La menace contre des personnes

 

L'affaire Bouras ne doit pas toutefois laisser penser que la CEDH hésite à sanctionner un usage de la force létale qui lui semble disproportionné à la menace. Dans l'arrêt Toubache c. France du 7 juin 2018, elle sanctionne ainsi l'État pour avoir admis la légitime défense dans le cas de forces de gendarmerie qui avaient fait feu sur un véhicule occupé par des délinquants en fuite. Mais il s'agissait de cambrioleurs qui n'exerçaient aucune menace directe sur les personnes. Tel n'était évidemment pas le cas dans l'arrêt Bouras, la menace sur la vie de la gendarme étant évidente. La loi du 28 février 2017, sans attendre l'issue de l'affaire Toubache, a d'ailleurs tenu compte de cette jurisprudence européenne en imposant aux forces de police et de gendarmerie de ne faire usage de leurs armes létales "qu'en cas d'absolue nécessité et de manière strictement proportionnée".

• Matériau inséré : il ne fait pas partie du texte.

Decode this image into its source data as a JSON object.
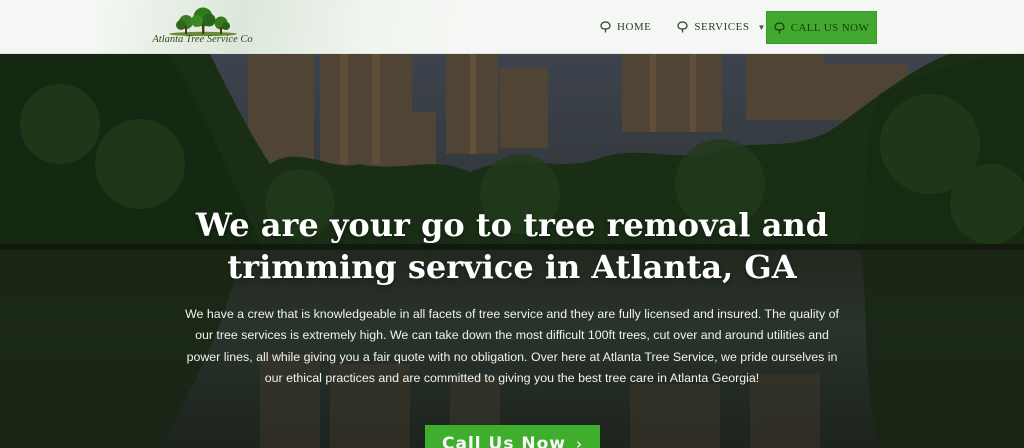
{
  "brand": {
    "name": "Atlanta Tree Service Co",
    "colors": {
      "accent": "#43a82f",
      "header_bg": "#f4f7f3",
      "nav_text": "#2e3a2c"
    }
  },
  "nav": {
    "items": [
      {
        "label": "HOME",
        "icon": "tree-icon"
      },
      {
        "label": "SERVICES",
        "icon": "tree-icon",
        "dropdown": true
      }
    ],
    "cta": {
      "label": "CALL US NOW",
      "icon": "tree-icon"
    }
  },
  "hero": {
    "title_line1": "We are your go to tree removal and",
    "title_line2": "trimming service in Atlanta, GA",
    "description": "We have a crew that is knowledgeable in all facets of tree service and they are fully licensed and insured. The quality of our tree services is extremely high. We can take down the most difficult 100ft trees, cut over and around utilities and power lines, all while giving you a fair quote with no obligation. Over here at Atlanta Tree Service, we pride ourselves in our ethical practices and are committed to giving you the best tree care in Atlanta Georgia!",
    "cta_label": "Call Us Now",
    "cta_icon": "chevron-right-icon"
  }
}
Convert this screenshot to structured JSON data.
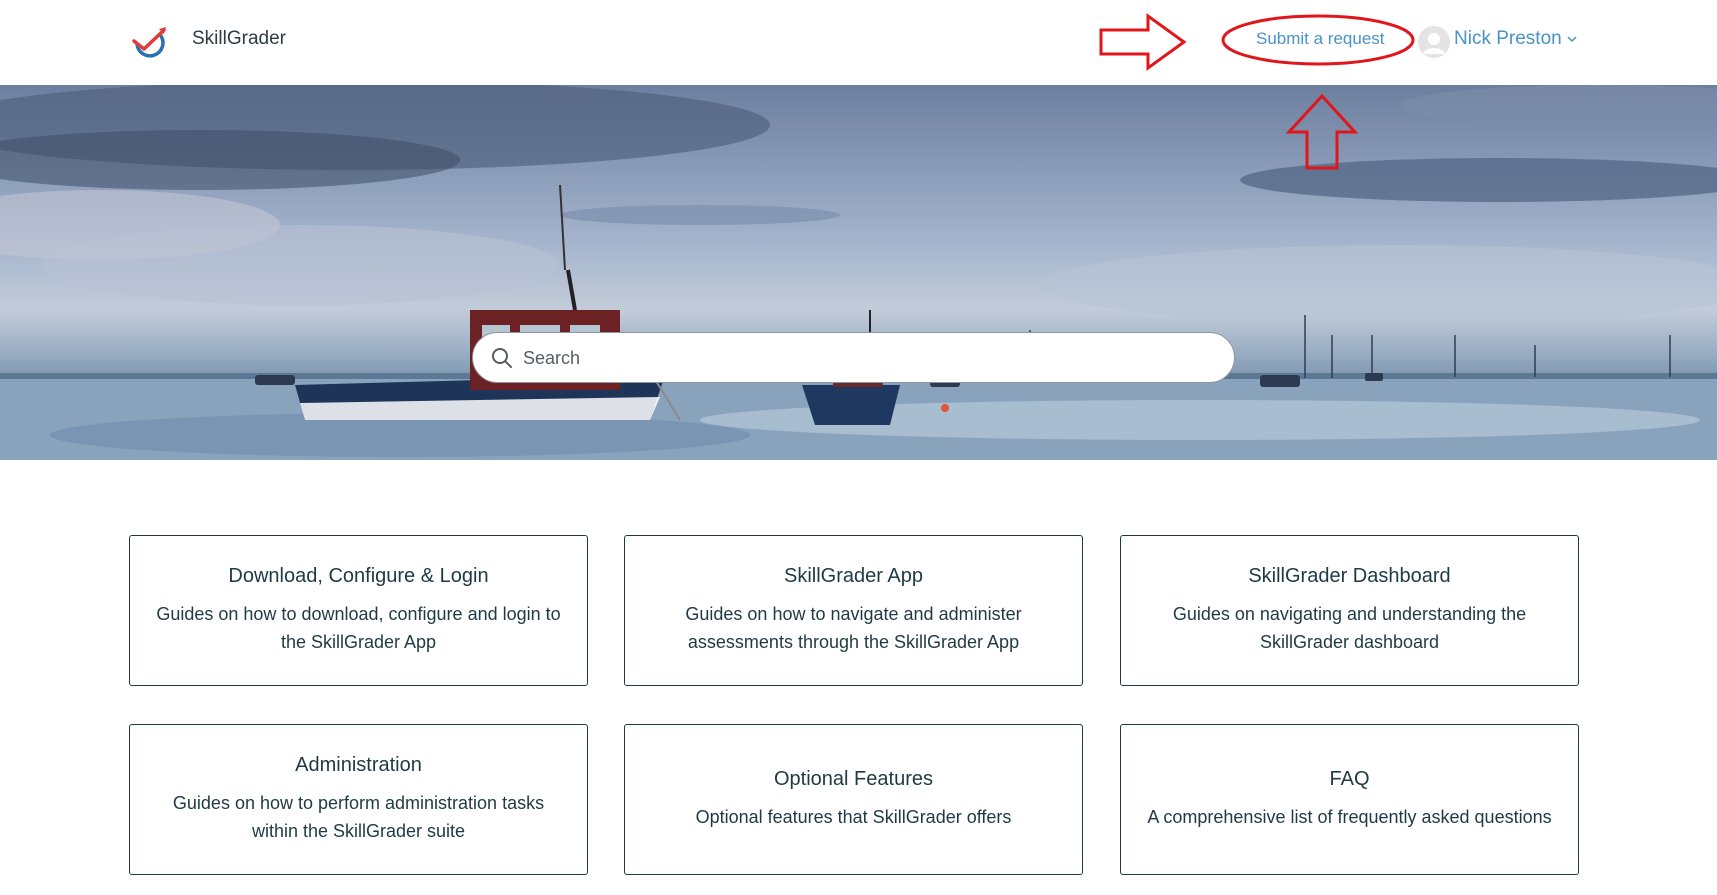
{
  "header": {
    "brand": "SkillGrader",
    "submit_request": "Submit a request",
    "user_name": "Nick Preston"
  },
  "search": {
    "placeholder": "Search"
  },
  "categories": [
    {
      "title": "Download, Configure & Login",
      "description": "Guides on how to download, configure and login to the SkillGrader App"
    },
    {
      "title": "SkillGrader App",
      "description": "Guides on how to navigate and administer assessments through the SkillGrader App"
    },
    {
      "title": "SkillGrader Dashboard",
      "description": "Guides on navigating and understanding the SkillGrader dashboard"
    },
    {
      "title": "Administration",
      "description": "Guides on how to perform administration tasks within the SkillGrader suite"
    },
    {
      "title": "Optional Features",
      "description": "Optional features that SkillGrader offers"
    },
    {
      "title": "FAQ",
      "description": "A comprehensive list of frequently asked questions"
    }
  ],
  "colors": {
    "link": "#4a93c6",
    "text": "#1f3a44",
    "annotation": "#e0161b"
  }
}
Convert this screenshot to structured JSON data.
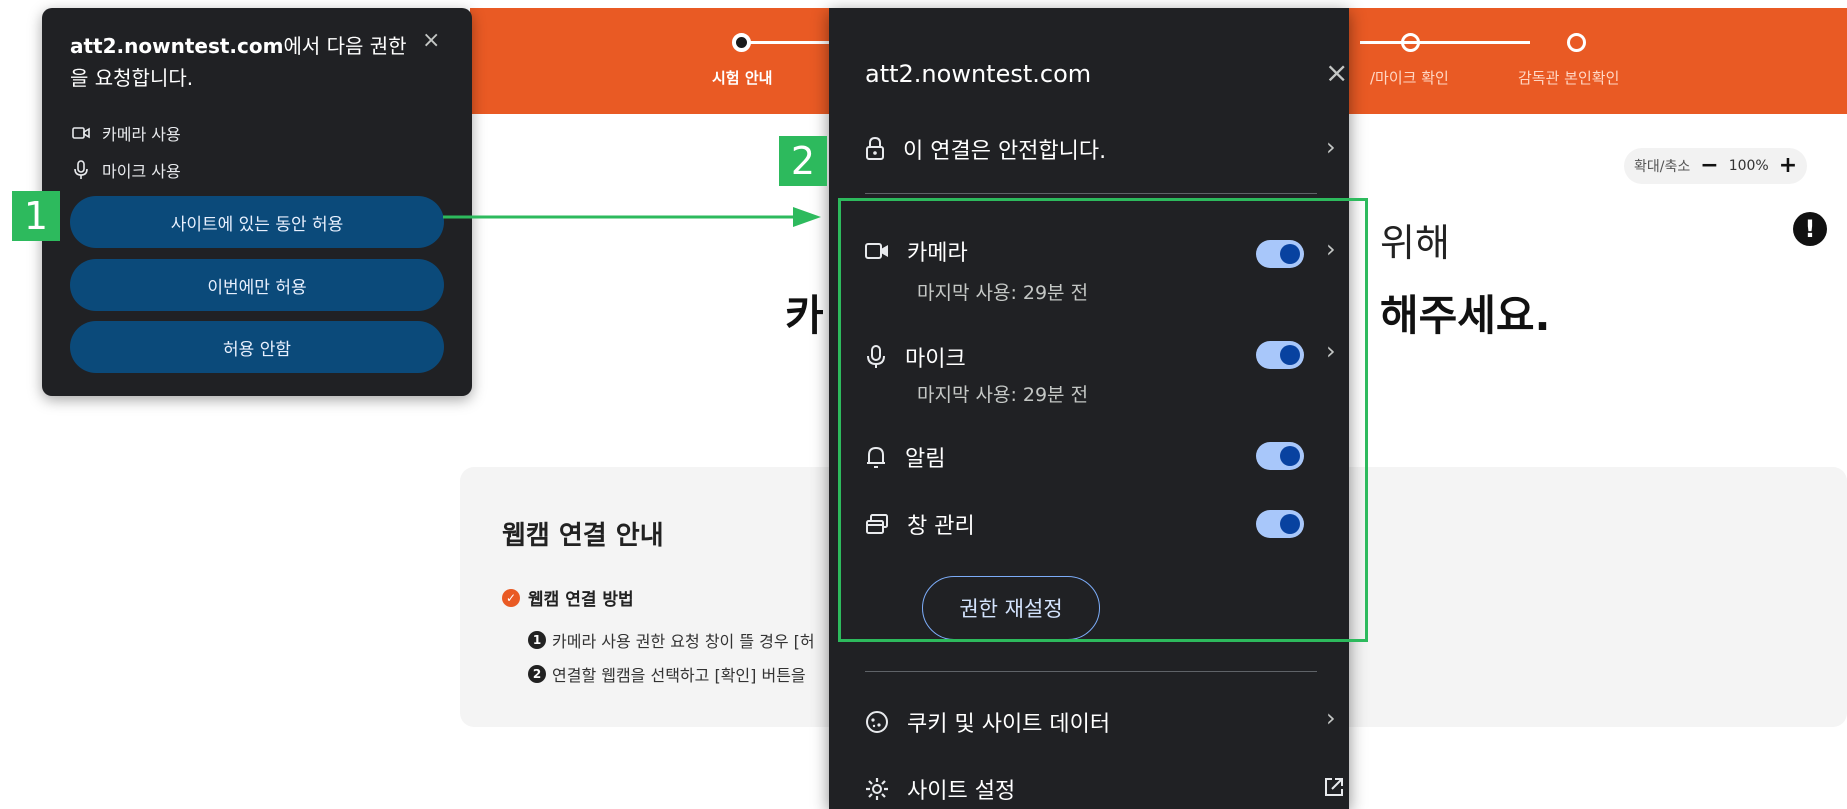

La décision Bouras a pour intérêt de constituer un cas d'école de la légitime défense, à partir d'une situation d'agression dans laquelle elle n'était guère contestable. Si les parents de la victime y ont vu une violence policière, la fragilité de leur position était très visible. Il n'en demeure pas moins que l'arrêt montre l'importance de l'enquête, puisque son honnêteté est finalement l'élément essentiel apprécié par la Cour. Si l'État diligente une enquête à charge et à décharge, si les faits sont clairement établis et si la menace physique était grave, la Cour laisse finalement aux juges internes une large autonomie pour apprécier la légitime défense. A cet égard, la revendication de présomption de légitime défense mise en avant par certains, et notamment par des syndicats de police, apparaît d'un intérêt finalement très limité. Une enquête honnête, au sens où l'entend la CEDH, saurait rapidement, si nécessaire, renverser la présomption.